Gedung ini menempati areal seluas 7.500 m2.
Sejarah Gedung
Pada saat itu bangunan ini bernama SOCITEIT CONCORDIA dipergunakan
sebagai tempat rekreasi oleh sekelompok masyarakat Belanda yang berdomisili di
kota Bandung dan sekitarnya. Mereka adalah para pegawai perkebunan, perwira,
pembesar, pengusaha, dan kalangan lain yang cukup kaya. Pada hari libur, terutama
malam hari, gedung ini dipenuhi oleh mereka untuk menonton pertunjukan kesenian,
makan malam.
Pada masa pendudukan Jepang gedung ini dinamakan Dai Toa Kaman
dengan fungsinya sebagai pusat kebudayaan.
Pada masa proklamasi kemerdekaan Republik Indonesia pada tanggal 17
agustus 1945 gedung ini digunakan sebagai markas pemuda Indonesia guna
menghadapi tentara Jepang yang pada waktu itu enggan menyerahkan kekuasaannya
kepada Indonesia.
Setelah pemerintahan Indonesia mulai terbentuk (1946 - 1950) yang ditandai
oleh adanya pemerintahan Haminte Bandung, Negara Pasundan, dan Recomba Jawa
Barat, Gedung Concordia dipergunakan lagi sebagai gedung pertemuan umum. disini
biasa diselenggarakan pertunjukan kesenian, pesta, restoran, dan pertemuan umum
lainnya.
Dengan keputusan pemerintah Republik Indonesia (1954) yang menetapkan
Kota Bandung sebagai tempat Konferensi Asia Afrika, maka Gedung Concordia
terpilih sebagai tempat konferensi tersebut.
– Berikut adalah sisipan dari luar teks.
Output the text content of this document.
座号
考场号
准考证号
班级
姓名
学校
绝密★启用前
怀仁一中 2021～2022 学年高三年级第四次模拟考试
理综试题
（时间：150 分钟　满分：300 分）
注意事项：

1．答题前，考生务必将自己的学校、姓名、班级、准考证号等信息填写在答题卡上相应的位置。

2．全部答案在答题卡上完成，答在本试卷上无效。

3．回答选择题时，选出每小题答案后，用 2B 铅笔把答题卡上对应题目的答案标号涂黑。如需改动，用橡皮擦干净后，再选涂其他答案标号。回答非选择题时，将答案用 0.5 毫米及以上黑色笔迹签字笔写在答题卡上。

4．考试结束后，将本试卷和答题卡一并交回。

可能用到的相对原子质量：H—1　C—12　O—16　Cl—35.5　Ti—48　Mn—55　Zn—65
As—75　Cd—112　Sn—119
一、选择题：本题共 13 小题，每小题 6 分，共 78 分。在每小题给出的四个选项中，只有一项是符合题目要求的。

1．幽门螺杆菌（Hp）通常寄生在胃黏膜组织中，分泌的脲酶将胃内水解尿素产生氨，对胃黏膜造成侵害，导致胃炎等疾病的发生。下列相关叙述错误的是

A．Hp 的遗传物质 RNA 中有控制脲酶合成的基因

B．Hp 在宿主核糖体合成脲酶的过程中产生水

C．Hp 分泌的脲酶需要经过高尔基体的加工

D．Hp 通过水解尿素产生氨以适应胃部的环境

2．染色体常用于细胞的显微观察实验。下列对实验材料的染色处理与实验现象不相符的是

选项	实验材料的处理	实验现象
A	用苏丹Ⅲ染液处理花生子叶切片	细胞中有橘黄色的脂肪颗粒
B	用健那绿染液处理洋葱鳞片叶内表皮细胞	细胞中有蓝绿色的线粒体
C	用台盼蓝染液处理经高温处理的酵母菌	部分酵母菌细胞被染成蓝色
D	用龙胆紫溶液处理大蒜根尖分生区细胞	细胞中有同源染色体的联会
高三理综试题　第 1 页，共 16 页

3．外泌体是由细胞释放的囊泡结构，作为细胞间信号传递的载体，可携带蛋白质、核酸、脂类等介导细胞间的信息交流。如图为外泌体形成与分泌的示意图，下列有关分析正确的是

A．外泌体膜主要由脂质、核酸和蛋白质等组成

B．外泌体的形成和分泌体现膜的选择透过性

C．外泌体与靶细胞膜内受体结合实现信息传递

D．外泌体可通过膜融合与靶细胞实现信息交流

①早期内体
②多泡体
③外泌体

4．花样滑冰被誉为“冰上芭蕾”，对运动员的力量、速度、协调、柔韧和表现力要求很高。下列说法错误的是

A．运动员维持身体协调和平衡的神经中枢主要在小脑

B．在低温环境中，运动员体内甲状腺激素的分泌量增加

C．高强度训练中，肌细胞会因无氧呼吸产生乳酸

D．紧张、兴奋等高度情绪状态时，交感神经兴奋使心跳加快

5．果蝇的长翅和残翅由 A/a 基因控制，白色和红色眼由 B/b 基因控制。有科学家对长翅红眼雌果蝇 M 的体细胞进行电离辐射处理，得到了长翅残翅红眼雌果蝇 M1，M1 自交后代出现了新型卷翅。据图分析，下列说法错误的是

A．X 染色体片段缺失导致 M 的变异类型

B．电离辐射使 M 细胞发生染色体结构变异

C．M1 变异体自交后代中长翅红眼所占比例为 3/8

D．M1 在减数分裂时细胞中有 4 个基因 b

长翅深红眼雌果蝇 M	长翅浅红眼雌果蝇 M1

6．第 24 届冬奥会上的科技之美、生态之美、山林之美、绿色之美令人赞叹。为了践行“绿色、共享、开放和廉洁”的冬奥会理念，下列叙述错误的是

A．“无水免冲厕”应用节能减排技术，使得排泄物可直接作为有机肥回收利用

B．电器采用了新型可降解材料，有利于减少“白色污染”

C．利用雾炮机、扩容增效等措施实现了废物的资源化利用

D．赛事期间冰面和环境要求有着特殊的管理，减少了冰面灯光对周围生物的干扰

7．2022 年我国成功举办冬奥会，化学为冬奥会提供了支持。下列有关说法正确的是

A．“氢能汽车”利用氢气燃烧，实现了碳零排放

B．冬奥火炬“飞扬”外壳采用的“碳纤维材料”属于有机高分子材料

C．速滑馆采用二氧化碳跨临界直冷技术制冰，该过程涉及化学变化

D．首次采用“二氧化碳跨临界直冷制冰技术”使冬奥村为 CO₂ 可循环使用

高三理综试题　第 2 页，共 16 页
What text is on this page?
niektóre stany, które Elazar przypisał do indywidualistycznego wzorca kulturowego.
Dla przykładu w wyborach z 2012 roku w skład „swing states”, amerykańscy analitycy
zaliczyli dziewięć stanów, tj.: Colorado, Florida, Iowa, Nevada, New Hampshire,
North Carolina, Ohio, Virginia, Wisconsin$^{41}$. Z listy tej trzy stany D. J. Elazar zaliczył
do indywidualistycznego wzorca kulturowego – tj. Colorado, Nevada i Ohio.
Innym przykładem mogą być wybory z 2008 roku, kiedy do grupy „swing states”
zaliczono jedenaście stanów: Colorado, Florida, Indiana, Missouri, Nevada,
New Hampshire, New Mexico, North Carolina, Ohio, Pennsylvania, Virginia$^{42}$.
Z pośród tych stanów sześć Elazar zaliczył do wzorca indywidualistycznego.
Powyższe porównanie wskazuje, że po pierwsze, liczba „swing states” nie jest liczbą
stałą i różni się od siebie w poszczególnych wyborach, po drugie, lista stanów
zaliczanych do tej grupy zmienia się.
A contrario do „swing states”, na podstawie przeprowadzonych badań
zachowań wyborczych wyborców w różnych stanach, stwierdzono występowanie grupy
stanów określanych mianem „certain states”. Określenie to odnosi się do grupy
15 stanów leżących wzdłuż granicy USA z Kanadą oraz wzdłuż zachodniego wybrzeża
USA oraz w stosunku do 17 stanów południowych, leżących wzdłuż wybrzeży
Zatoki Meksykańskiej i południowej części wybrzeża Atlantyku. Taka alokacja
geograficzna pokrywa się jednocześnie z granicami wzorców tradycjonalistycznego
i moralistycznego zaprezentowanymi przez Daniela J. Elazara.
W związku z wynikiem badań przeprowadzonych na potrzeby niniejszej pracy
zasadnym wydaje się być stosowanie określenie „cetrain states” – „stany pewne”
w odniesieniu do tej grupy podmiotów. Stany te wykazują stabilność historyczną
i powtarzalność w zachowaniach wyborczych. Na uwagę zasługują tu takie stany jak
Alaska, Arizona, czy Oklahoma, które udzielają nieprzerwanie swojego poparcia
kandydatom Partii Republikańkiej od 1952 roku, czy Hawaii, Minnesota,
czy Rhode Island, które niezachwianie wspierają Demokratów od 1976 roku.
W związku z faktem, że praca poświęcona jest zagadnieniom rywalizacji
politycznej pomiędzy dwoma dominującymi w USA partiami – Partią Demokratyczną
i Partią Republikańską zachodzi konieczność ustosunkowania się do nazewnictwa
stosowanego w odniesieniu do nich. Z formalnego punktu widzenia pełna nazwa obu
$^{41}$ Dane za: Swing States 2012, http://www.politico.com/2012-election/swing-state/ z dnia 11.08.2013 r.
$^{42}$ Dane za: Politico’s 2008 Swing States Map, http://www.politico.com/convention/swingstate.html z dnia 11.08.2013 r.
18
Pada saat itu Gedung Concordia adalah
gedung tempat pertemuan yang paling besar dan paling megah di Kota Bandung .
Dan lokasi nya pun sangat strategis di tengah-tengah Kota Bandung serta dan dekat
dengan hotel terbaik di kota ini, yaitu Hotel Savoy Homann dan Hotel Preanger.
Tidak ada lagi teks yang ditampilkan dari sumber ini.